Which Drugs Drove the Most Revenue for Pharma Giants in 2025?

The blockbuster drug era is not only alive—it’s accelerating. In FY2025, the world’s largest pharmaceutical companies reported revenues ranging from $41 billion to over $65 billion, powered by a concentrated set of high-performing therapies. These top-selling medicines are not just commercial successes; they are reshaping treatment paradigms across oncology, immunology, and metabolic diseases.

A closer look at the top three drugs from each pharma giant reveals clear trends in where the industry is heading—and which therapeutic areas continue to dominate global healthcare spending.


The Rise of the $60B+ Pharma Club

One of the most striking developments in 2025 is the expansion of the $60B+ revenue club. Four companies—Eli Lilly, Pfizer, AbbVie, and Johnson & Johnson—have crossed this milestone, signaling both scale and strong product portfolios.

Eli Lilly leads the pack at $65.2 billion, largely fueled by its diabetes and obesity franchise. Pfizer and AbbVie follow closely, each benefiting from diversified portfolios spanning vaccines, immunology, and specialty therapeutics. Johnson & Johnson continues to leverage its strong presence in immunology and oncology.

This clustering at the top suggests that scale is increasingly tied to a handful of blockbuster drugs capable of generating multi-billion-dollar annual revenues.


GLP-1 Agonists: The Market Game-Changer

If there is one therapeutic class that defined 2025, it is GLP-1 receptor agonists. Originally developed for diabetes, these drugs have exploded in demand due to their effectiveness in weight management.

Novo Nordisk’s Ozempic, Wegovy, and Rybelsus continue to dominate the metabolic space, while Eli Lilly’s Mounjaro and Zepbound are rapidly gaining ground. These therapies are not just revenue drivers—they are transforming how obesity is treated globally, shifting it from a lifestyle issue to a medically managed condition.

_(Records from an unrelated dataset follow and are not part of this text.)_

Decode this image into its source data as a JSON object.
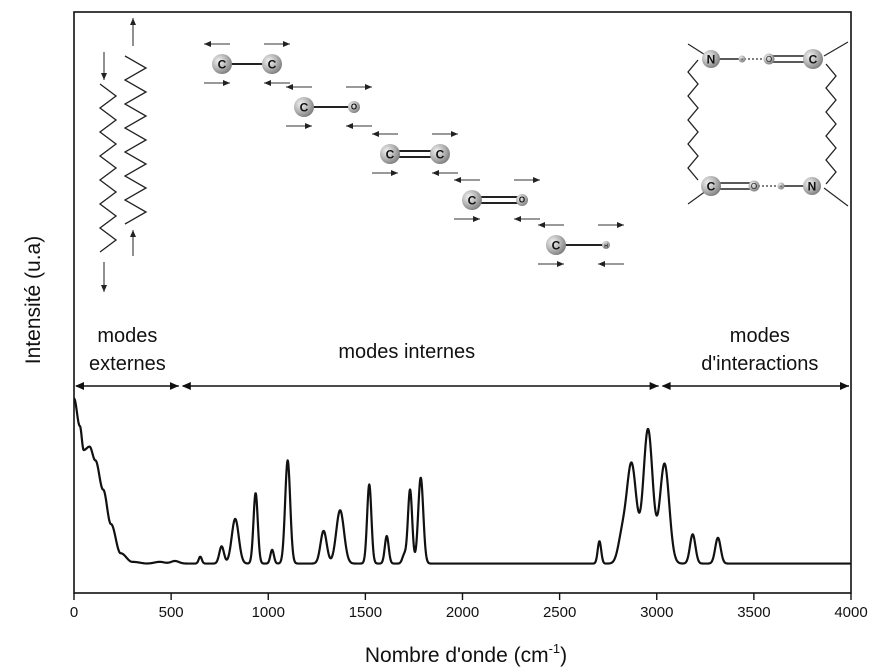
{
  "chart_data": {
    "type": "line",
    "title": "",
    "xlabel": "Nombre d'onde (cm",
    "xlabel_sup": "-1",
    "xlabel_close": ")",
    "ylabel": "Intensité (u.a)",
    "xlim": [
      0,
      4000
    ],
    "ylim": [
      0,
      1
    ],
    "y_ticks_shown": false,
    "grid": false,
    "x_ticks": [
      0,
      500,
      1000,
      1500,
      2000,
      2500,
      3000,
      3500,
      4000
    ],
    "x_tick_labels": [
      "0",
      "500",
      "1000",
      "1500",
      "2000",
      "2500",
      "3000",
      "3500",
      "4000"
    ],
    "regions": [
      {
        "label_lines": [
          "modes",
          "externes"
        ],
        "x_range": [
          0,
          550
        ]
      },
      {
        "label_lines": [
          "modes internes"
        ],
        "x_range": [
          550,
          3020
        ]
      },
      {
        "label_lines": [
          "modes",
          "d'interactions"
        ],
        "x_range": [
          3020,
          4000
        ]
      }
    ],
    "series": [
      {
        "color": "#111111",
        "baseline": 0.02,
        "low_frequency_decay": [
          {
            "x": 0,
            "y": 0.98
          },
          {
            "x": 30,
            "y": 0.82
          },
          {
            "x": 50,
            "y": 0.68
          },
          {
            "x": 80,
            "y": 0.7
          },
          {
            "x": 110,
            "y": 0.62
          },
          {
            "x": 150,
            "y": 0.45
          },
          {
            "x": 190,
            "y": 0.25
          },
          {
            "x": 240,
            "y": 0.08
          },
          {
            "x": 300,
            "y": 0.03
          },
          {
            "x": 380,
            "y": 0.02
          }
        ],
        "peaks": [
          {
            "x": 440,
            "y": 0.01,
            "width": 25
          },
          {
            "x": 520,
            "y": 0.015,
            "width": 20
          },
          {
            "x": 650,
            "y": 0.04,
            "width": 8
          },
          {
            "x": 760,
            "y": 0.1,
            "width": 12
          },
          {
            "x": 830,
            "y": 0.26,
            "width": 18
          },
          {
            "x": 935,
            "y": 0.41,
            "width": 11
          },
          {
            "x": 1020,
            "y": 0.08,
            "width": 9
          },
          {
            "x": 1100,
            "y": 0.6,
            "width": 13
          },
          {
            "x": 1285,
            "y": 0.19,
            "width": 16
          },
          {
            "x": 1370,
            "y": 0.31,
            "width": 20
          },
          {
            "x": 1520,
            "y": 0.46,
            "width": 11
          },
          {
            "x": 1610,
            "y": 0.16,
            "width": 10
          },
          {
            "x": 1700,
            "y": 0.05,
            "width": 10
          },
          {
            "x": 1730,
            "y": 0.43,
            "width": 11
          },
          {
            "x": 1785,
            "y": 0.5,
            "width": 13
          },
          {
            "x": 2705,
            "y": 0.13,
            "width": 9
          },
          {
            "x": 2820,
            "y": 0.14,
            "width": 20
          },
          {
            "x": 2870,
            "y": 0.58,
            "width": 25
          },
          {
            "x": 2955,
            "y": 0.78,
            "width": 24
          },
          {
            "x": 3040,
            "y": 0.58,
            "width": 24
          },
          {
            "x": 3185,
            "y": 0.17,
            "width": 14
          },
          {
            "x": 3315,
            "y": 0.15,
            "width": 14
          }
        ]
      }
    ]
  },
  "diagrams": {
    "molecules": [
      {
        "atoms": [
          "C",
          "C"
        ],
        "bond": "single"
      },
      {
        "atoms": [
          "C",
          "O"
        ],
        "bond": "single"
      },
      {
        "atoms": [
          "C",
          "C"
        ],
        "bond": "double"
      },
      {
        "atoms": [
          "C",
          "O"
        ],
        "bond": "double"
      },
      {
        "atoms": [
          "C",
          "H"
        ],
        "bond": "single"
      }
    ],
    "interaction_top_atoms": [
      "N",
      "H",
      "O",
      "C"
    ],
    "interaction_bottom_atoms": [
      "C",
      "O",
      "H",
      "N"
    ]
  }
}
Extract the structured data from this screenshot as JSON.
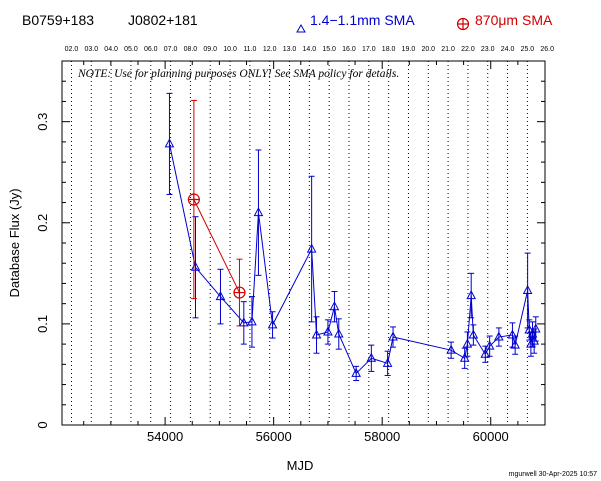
{
  "header": {
    "source_b1950": "B0759+183",
    "source_j2000": "J0802+181",
    "legend_series1": "1.4−1.1mm SMA",
    "legend_series2": "870μm SMA",
    "series1_color": "#0000d0",
    "series2_color": "#d00000"
  },
  "footer": {
    "signature": "mgurwell 30-Apr-2025 10:57"
  },
  "chart_data": {
    "type": "scatter",
    "xlabel": "MJD",
    "ylabel": "Database Flux (Jy)",
    "note": "NOTE: Use for planning purposes ONLY!  See SMA policy for details.",
    "xlim": [
      52100,
      61000
    ],
    "ylim": [
      0,
      0.36
    ],
    "xticks": [
      54000,
      56000,
      58000,
      60000
    ],
    "yticks": [
      0,
      0.1,
      0.2,
      0.3
    ],
    "ytick_labels": [
      "0",
      "0.1",
      "0.2",
      "0.3"
    ],
    "top_axis": {
      "labels": [
        "02.0",
        "03.0",
        "04.0",
        "05.0",
        "06.0",
        "07.0",
        "08.0",
        "09.0",
        "10.0",
        "11.0",
        "12.0",
        "13.0",
        "14.0",
        "15.0",
        "16.0",
        "17.0",
        "18.0",
        "19.0",
        "20.0",
        "21.0",
        "22.0",
        "23.0",
        "24.0",
        "25.0",
        "26.0"
      ],
      "years": [
        2002,
        2003,
        2004,
        2005,
        2006,
        2007,
        2008,
        2009,
        2010,
        2011,
        2012,
        2013,
        2014,
        2015,
        2016,
        2017,
        2018,
        2019,
        2020,
        2021,
        2022,
        2023,
        2024,
        2025,
        2026
      ]
    },
    "grid": "vertical dotted lines at each year start",
    "series": [
      {
        "name": "1.4−1.1mm SMA",
        "marker": "triangle",
        "color": "#0000d0",
        "points": [
          {
            "x": 54080,
            "y": 0.278,
            "err": 0.05
          },
          {
            "x": 54560,
            "y": 0.156,
            "err": 0.05
          },
          {
            "x": 55020,
            "y": 0.127,
            "err": 0.027
          },
          {
            "x": 55450,
            "y": 0.101,
            "err": 0.021
          },
          {
            "x": 55600,
            "y": 0.102,
            "err": 0.025
          },
          {
            "x": 55720,
            "y": 0.21,
            "err": 0.062
          },
          {
            "x": 55980,
            "y": 0.099,
            "err": 0.013
          },
          {
            "x": 56700,
            "y": 0.174,
            "err": 0.072
          },
          {
            "x": 56790,
            "y": 0.089,
            "err": 0.018
          },
          {
            "x": 57000,
            "y": 0.092,
            "err": 0.012
          },
          {
            "x": 57120,
            "y": 0.117,
            "err": 0.015
          },
          {
            "x": 57200,
            "y": 0.09,
            "err": 0.015
          },
          {
            "x": 57520,
            "y": 0.051,
            "err": 0.007
          },
          {
            "x": 57800,
            "y": 0.066,
            "err": 0.013
          },
          {
            "x": 58100,
            "y": 0.061,
            "err": 0.012
          },
          {
            "x": 58200,
            "y": 0.087,
            "err": 0.01
          },
          {
            "x": 59270,
            "y": 0.074,
            "err": 0.008
          },
          {
            "x": 59520,
            "y": 0.066,
            "err": 0.01
          },
          {
            "x": 59570,
            "y": 0.08,
            "err": 0.012
          },
          {
            "x": 59640,
            "y": 0.128,
            "err": 0.022
          },
          {
            "x": 59680,
            "y": 0.089,
            "err": 0.01
          },
          {
            "x": 59900,
            "y": 0.07,
            "err": 0.008
          },
          {
            "x": 59980,
            "y": 0.078,
            "err": 0.01
          },
          {
            "x": 60150,
            "y": 0.087,
            "err": 0.009
          },
          {
            "x": 60400,
            "y": 0.089,
            "err": 0.012
          },
          {
            "x": 60450,
            "y": 0.079,
            "err": 0.009
          },
          {
            "x": 60680,
            "y": 0.133,
            "err": 0.037
          },
          {
            "x": 60710,
            "y": 0.094,
            "err": 0.01
          },
          {
            "x": 60740,
            "y": 0.08,
            "err": 0.012
          },
          {
            "x": 60770,
            "y": 0.09,
            "err": 0.012
          },
          {
            "x": 60800,
            "y": 0.083,
            "err": 0.012
          },
          {
            "x": 60830,
            "y": 0.095,
            "err": 0.012
          }
        ]
      },
      {
        "name": "870μm SMA",
        "marker": "circle-plus",
        "color": "#d00000",
        "points": [
          {
            "x": 54530,
            "y": 0.223,
            "err": 0.098
          },
          {
            "x": 55370,
            "y": 0.131,
            "err": 0.033
          }
        ]
      }
    ]
  }
}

The competitive landscape is heating up. Companies like Pfizer and AbbVie are actively investing in this space, signaling that the GLP-1 boom is far from peaking. The real question is how pricing, supply constraints, and next-generation formulations will shape the market in 2026 and beyond.


Oncology Remains the Industry Backbone

Despite the buzz around metabolic drugs, oncology continues to be the financial backbone of the pharmaceutical industry.

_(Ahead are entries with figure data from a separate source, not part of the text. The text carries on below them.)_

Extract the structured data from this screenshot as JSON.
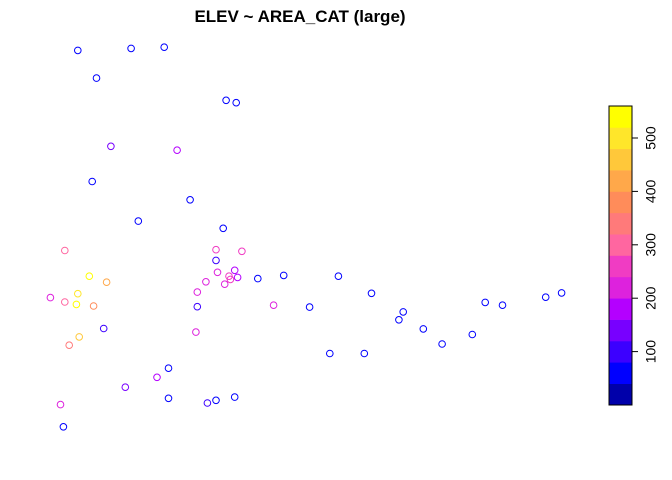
{
  "chart_data": {
    "type": "scatter",
    "title": "ELEV ~ AREA_CAT (large)",
    "xlabel": "",
    "ylabel": "",
    "axes_shown": false,
    "grid": false,
    "marker": "open-circle",
    "color_variable": "ELEV",
    "colorbar": {
      "placement": "right",
      "range": [
        0,
        560
      ],
      "breaks": [
        0,
        40,
        80,
        120,
        160,
        200,
        240,
        280,
        320,
        360,
        400,
        440,
        480,
        520,
        560
      ],
      "colors": [
        "#0000AA",
        "#0000FF",
        "#3C00FF",
        "#7800FF",
        "#B400FF",
        "#DD22DD",
        "#F03CC3",
        "#FF66A0",
        "#FF7A7A",
        "#FF8C5A",
        "#FFA84A",
        "#FFC83A",
        "#FFE62A",
        "#FFFF00"
      ],
      "ticks": [
        100,
        200,
        300,
        400,
        500
      ],
      "tick_labels": [
        "100",
        "200",
        "300",
        "400",
        "500"
      ]
    },
    "points": [
      {
        "x": 0.7,
        "y": 93.0,
        "elev": 60
      },
      {
        "x": 2.0,
        "y": 86.0,
        "elev": 60
      },
      {
        "x": 3.0,
        "y": 68.8,
        "elev": 120
      },
      {
        "x": 4.4,
        "y": 93.5,
        "elev": 60
      },
      {
        "x": 6.7,
        "y": 93.8,
        "elev": 60
      },
      {
        "x": 7.6,
        "y": 67.8,
        "elev": 160
      },
      {
        "x": 11.0,
        "y": 80.4,
        "elev": 60
      },
      {
        "x": 11.7,
        "y": 79.8,
        "elev": 60
      },
      {
        "x": 1.7,
        "y": 59.9,
        "elev": 60
      },
      {
        "x": 4.9,
        "y": 49.9,
        "elev": 60
      },
      {
        "x": 8.5,
        "y": 55.3,
        "elev": 60
      },
      {
        "x": 10.8,
        "y": 48.1,
        "elev": 60
      },
      {
        "x": 10.3,
        "y": 40.0,
        "elev": 80
      },
      {
        "x": 9.0,
        "y": 28.3,
        "elev": 80
      },
      {
        "x": 13.2,
        "y": 35.4,
        "elev": 60
      },
      {
        "x": 15.0,
        "y": 36.2,
        "elev": 60
      },
      {
        "x": 16.8,
        "y": 28.2,
        "elev": 60
      },
      {
        "x": 18.8,
        "y": 36.0,
        "elev": 60
      },
      {
        "x": 21.1,
        "y": 31.7,
        "elev": 60
      },
      {
        "x": 23.3,
        "y": 27.0,
        "elev": 60
      },
      {
        "x": 23.0,
        "y": 25.0,
        "elev": 60
      },
      {
        "x": 24.7,
        "y": 22.7,
        "elev": 60
      },
      {
        "x": 20.6,
        "y": 16.5,
        "elev": 60
      },
      {
        "x": 26.0,
        "y": 18.9,
        "elev": 60
      },
      {
        "x": 29.0,
        "y": 29.4,
        "elev": 60
      },
      {
        "x": 30.2,
        "y": 28.7,
        "elev": 60
      },
      {
        "x": 33.2,
        "y": 30.7,
        "elev": 60
      },
      {
        "x": 34.3,
        "y": 31.8,
        "elev": 60
      },
      {
        "x": 28.1,
        "y": 21.3,
        "elev": 60
      },
      {
        "x": 18.2,
        "y": 16.5,
        "elev": 60
      },
      {
        "x": 2.5,
        "y": 22.8,
        "elev": 80
      },
      {
        "x": 7.0,
        "y": 12.8,
        "elev": 60
      },
      {
        "x": 7.0,
        "y": 5.2,
        "elev": 60
      },
      {
        "x": 4.0,
        "y": 8.0,
        "elev": 150
      },
      {
        "x": 6.2,
        "y": 10.5,
        "elev": 180
      },
      {
        "x": 9.7,
        "y": 4.0,
        "elev": 80
      },
      {
        "x": 10.3,
        "y": 4.7,
        "elev": 60
      },
      {
        "x": 11.6,
        "y": 5.5,
        "elev": 60
      },
      {
        "x": -0.5,
        "y": 3.6,
        "elev": 220
      },
      {
        "x": -0.3,
        "y": -2.0,
        "elev": 60
      },
      {
        "x": -1.2,
        "y": 30.6,
        "elev": 200
      },
      {
        "x": -0.2,
        "y": 29.5,
        "elev": 300
      },
      {
        "x": 0.6,
        "y": 28.9,
        "elev": 520
      },
      {
        "x": 1.8,
        "y": 28.5,
        "elev": 380
      },
      {
        "x": 0.1,
        "y": 18.6,
        "elev": 330
      },
      {
        "x": 0.8,
        "y": 20.7,
        "elev": 440
      },
      {
        "x": 0.7,
        "y": 31.6,
        "elev": 480
      },
      {
        "x": 1.5,
        "y": 36.0,
        "elev": 520
      },
      {
        "x": 2.7,
        "y": 34.5,
        "elev": 420
      },
      {
        "x": -0.2,
        "y": 42.5,
        "elev": 300
      },
      {
        "x": 10.3,
        "y": 42.7,
        "elev": 240
      },
      {
        "x": 12.1,
        "y": 42.3,
        "elev": 240
      },
      {
        "x": 10.4,
        "y": 37.0,
        "elev": 200
      },
      {
        "x": 11.2,
        "y": 36.0,
        "elev": 270
      },
      {
        "x": 11.3,
        "y": 35.2,
        "elev": 240
      },
      {
        "x": 10.9,
        "y": 34.0,
        "elev": 220
      },
      {
        "x": 9.6,
        "y": 34.6,
        "elev": 220
      },
      {
        "x": 9.0,
        "y": 32.0,
        "elev": 200
      },
      {
        "x": 11.6,
        "y": 37.5,
        "elev": 160
      },
      {
        "x": 11.8,
        "y": 35.7,
        "elev": 180
      },
      {
        "x": 8.9,
        "y": 21.9,
        "elev": 200
      },
      {
        "x": 14.3,
        "y": 28.7,
        "elev": 210
      }
    ]
  }
}
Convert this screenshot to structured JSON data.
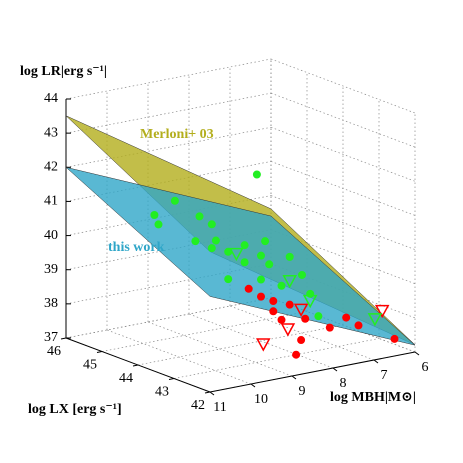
{
  "chart_data": {
    "type": "scatter3d",
    "xlabel": "log LX [erg s⁻¹]",
    "ylabel": "log MBH|M⊙|",
    "zlabel": "log LR|erg s⁻¹|",
    "xlim": [
      42,
      46
    ],
    "xticks": [
      42,
      43,
      44,
      45,
      46
    ],
    "ylim": [
      6,
      11
    ],
    "yticks": [
      6,
      7,
      8,
      9,
      10,
      11
    ],
    "zlim": [
      37,
      44
    ],
    "zticks": [
      37,
      38,
      39,
      40,
      41,
      42,
      43,
      44
    ],
    "grid": true,
    "surfaces": [
      {
        "name": "Merloni+ 03",
        "color": "#b3ae1c",
        "x": [
          42,
          46
        ],
        "y": [
          6,
          11
        ],
        "z": [
          [
            37.21,
            41.11
          ],
          [
            39.61,
            43.51
          ]
        ]
      },
      {
        "name": "this work",
        "color": "#2fa6c8",
        "x": [
          42,
          46
        ],
        "y": [
          6,
          11
        ],
        "z": [
          [
            37.2,
            39.8
          ],
          [
            39.4,
            42.0
          ]
        ]
      }
    ],
    "series": [
      {
        "color": "#ff0000",
        "marker": "circle",
        "x": [
          44,
          44,
          44,
          44,
          43,
          42,
          43,
          43,
          43,
          42,
          44,
          43,
          44
        ],
        "y": [
          8.0,
          7.7,
          7.3,
          7.5,
          7.9,
          8.9,
          7.2,
          6.8,
          6.5,
          6.5,
          8.3,
          7.8,
          7.7
        ],
        "z": [
          38.3,
          38.1,
          37.9,
          37.5,
          37.4,
          37.6,
          37.6,
          37.8,
          37.5,
          37.5,
          38.6,
          38.0,
          37.8
        ]
      },
      {
        "color": "#ff0000",
        "marker": "triangle",
        "x": [
          42,
          42,
          43,
          42
        ],
        "y": [
          9.7,
          9.1,
          7.9,
          6.8
        ],
        "z": [
          38.1,
          38.4,
          38.3,
          38.4
        ]
      },
      {
        "color": "#22ee22",
        "marker": "circle",
        "x": [
          44,
          44,
          44,
          44,
          44,
          44,
          44,
          44,
          44,
          44,
          44,
          44,
          44,
          44,
          44,
          44,
          44,
          44,
          44,
          44,
          44,
          44
        ],
        "y": [
          8.1,
          10.6,
          10.5,
          10.1,
          9.5,
          9.2,
          9.1,
          8.8,
          8.4,
          8.0,
          7.8,
          7.3,
          8.4,
          7.0,
          8.0,
          8.8,
          7.5,
          6.6,
          6.8,
          9.6,
          7.9,
          9.2
        ],
        "z": [
          41.9,
          41.3,
          41.0,
          41.6,
          41.0,
          40.7,
          40.2,
          39.8,
          39.9,
          39.5,
          39.2,
          39.3,
          39.4,
          38.7,
          38.8,
          39.0,
          38.5,
          37.4,
          38.1,
          40.3,
          39.9,
          40.0
        ]
      },
      {
        "color": "#22ee22",
        "marker": "triangle",
        "x": [
          44,
          44,
          43,
          44
        ],
        "y": [
          7.3,
          6.8,
          6.1,
          8.6
        ],
        "z": [
          38.6,
          37.9,
          37.6,
          39.7
        ]
      }
    ]
  }
}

Merck’s Keytruda remains one of the most successful drugs in history, anchoring the company’s $58.1 billion revenue. Its broad range of indications across cancers ensures continued dominance. Similarly, AstraZeneca’s Tagrisso and Imfinzi highlight the company’s strength in targeted therapies and immuno-oncology.

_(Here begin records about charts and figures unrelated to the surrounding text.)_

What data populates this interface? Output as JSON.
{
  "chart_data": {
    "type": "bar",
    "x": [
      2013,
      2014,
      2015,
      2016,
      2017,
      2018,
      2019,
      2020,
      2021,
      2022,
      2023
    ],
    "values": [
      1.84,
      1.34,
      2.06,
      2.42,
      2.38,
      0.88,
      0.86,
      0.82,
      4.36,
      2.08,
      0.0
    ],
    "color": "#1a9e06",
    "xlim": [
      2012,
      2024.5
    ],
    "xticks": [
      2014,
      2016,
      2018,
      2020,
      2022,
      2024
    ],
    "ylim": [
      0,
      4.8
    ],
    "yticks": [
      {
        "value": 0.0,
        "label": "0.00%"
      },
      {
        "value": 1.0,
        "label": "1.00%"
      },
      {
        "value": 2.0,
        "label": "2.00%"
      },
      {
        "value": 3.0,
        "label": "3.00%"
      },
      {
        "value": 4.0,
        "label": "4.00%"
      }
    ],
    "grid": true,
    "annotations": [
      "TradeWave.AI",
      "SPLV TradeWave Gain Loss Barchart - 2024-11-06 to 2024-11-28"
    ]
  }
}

Bristol Myers Squibb also maintains a strong oncology presence with Opdivo, complemented by Eliquis in cardiovascular care. Roche, long a leader in oncology, continues to benefit from drugs like Ocrevus and Hemlibra, although its portfolio is increasingly diversified.

The continued success of oncology drugs underscores the high unmet need in cancer treatment—and the willingness of healthcare systems to invest heavily in innovative therapies.


Immunology’s Resilience in a Post-Humira World

Immunology remains another cornerstone of pharma revenues, particularly for AbbVie. Following the loss of exclusivity for Humira, many questioned how the company would sustain its dominance. The answer lies in Skyrizi and Rinvoq, which have successfully offset biosimilar erosion and reestablished AbbVie’s leadership in the space.

Johnson & Johnson’s Stelara and Tremfya, along with Novartis’ Cosentyx, further demonstrate the strength of immunology portfolios across the industry. These drugs address chronic conditions like psoriasis, Crohn’s disease, and arthritis—areas with long-term treatment cycles and stable demand.

This resilience highlights a key industry strategy: lifecycle management and next-generation therapies can effectively cushion the impact of patent expirations.


Vaccines and Specialty Therapies Hold Their Ground

While not as headline-grabbing as GLP-1s or oncology drugs, vaccines and specialty therapies continue to contribute significantly to revenues.

Merck’s Gardasil 9 remains a global leader in HPV prevention, while Pfizer’s Prevnar 20 strengthens its vaccine portfolio. GSK’s Shingrix continues to perform strongly in the shingles vaccine market.

These products provide steady, recurring revenue streams and play a crucial role in balancing more volatile therapeutic areas.


Final Thoughts

The 2025 pharma landscape is defined by a mix of innovation and consolidation. A small number of blockbuster drugs are driving a disproportionate share of revenues, while therapeutic focus areas—GLP-1, oncology, and immunology—continue to dominate.

What stands out most is the industry’s ability to evolve. Whether it’s replacing aging blockbusters, capitalizing on new scientific breakthroughs, or expanding into adjacent therapeutic areas, pharma giants are proving that the blockbuster model is far from obsolete.

As competition intensifies and new entrants emerge, 2026 will be a critical year to watch—especially in the rapidly evolving obesity and metabolic treatment space.